Possibly related: T92823 (The fix for that went in around that time)

But I don't see anything in that change that _should_ cause this problem.

Adding Bryan because he seems to be the only one who really understands all the moving pieces of this thing.

(Sorry Bryan!)

I think this was an unintended side effect of https://gerrit.wikimedia.org/r/#/c/197262/. Scap is now building the l10n cdb files as the www-data user in a temporary location. A quick look at the code for rebuildLocalisationCache.php and LocalisationCacheBulkLoad makes me think that we need to seed this temporary directory with the current l10n CDB files to reduce the number of keys that are added to the existing CDBs.

Change 199318 had a related patch set uploaded (by BryanDavis):
Copy l10n CDB files to rebuildLocalisationCache.php tmp dir

https://gerrit.wikimedia.org/r/199318

Earlier this morning I found a potential culprit with https://gerrit.wikimedia.org/r/#/c/197355/

commit b6b07421cc888fddff91bca62bb5dd064e159bbe
Author: YuviPanda <yuvipanda@gmail.com>
Date:   Tue Mar 17 22:37:23 2015 +0530

    scap: Clone mediawiki-config on all scap masters
    
    - Get rid of scap role, wasn't giving us much.
    - Also make group ownership in l10nupdate configurable
    - Include l10nupdate on all scap masters
    
    Bug: T88442
    Change-Id: I34112d01af093cf13f31c7f32d21925aa600f9dc

It changes l10nupdate files to be owned by group 'project-deployment-prep' instead of 'wikidev'.

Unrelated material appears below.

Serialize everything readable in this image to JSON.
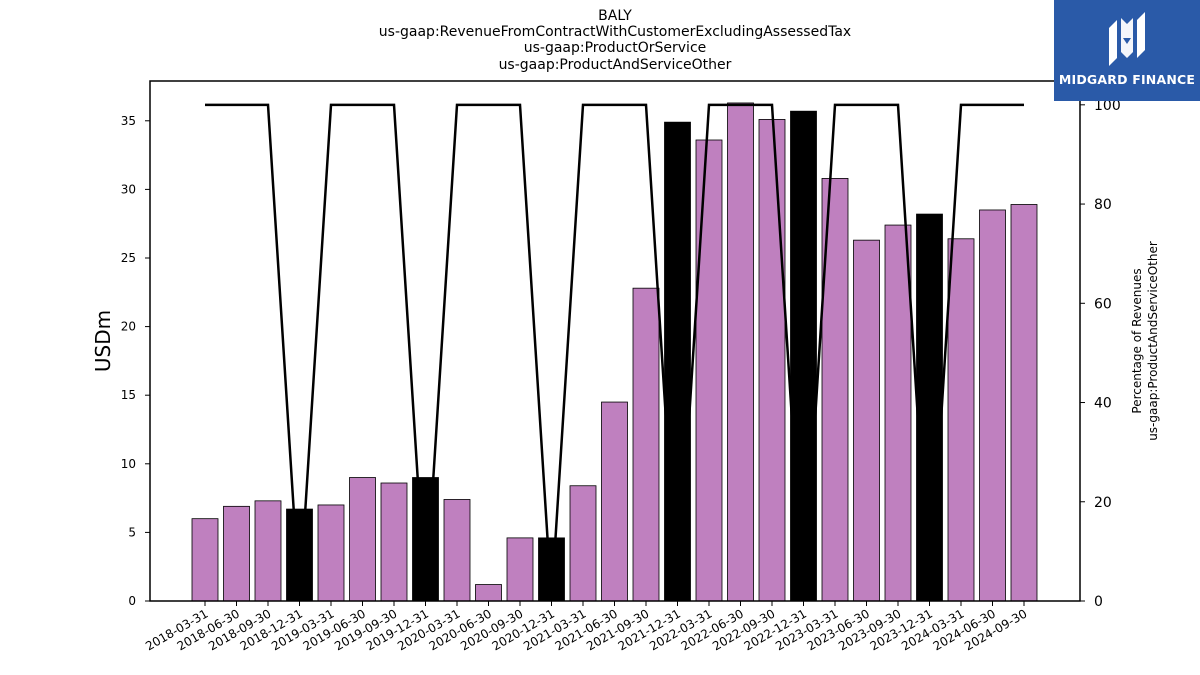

I have no idea why that has been changed though nor whether ALL files have been adjusted manually. There is probably some left over.

Change 199318 merged by jenkins-bot:
Copy l10n CDB files to rebuildLocalisationCache.php tmp dir

https://gerrit.wikimedia.org/r/199318

bd808 claimed this task.

After applying https://gerrit.wikimedia.org/r/199318 on deployment-prep the average sync time went back down to under 2 minutes. Change merged and pushed to both beta and prod.

Thank you for the fix and I know how complicated our l10n cache sync is so kudos!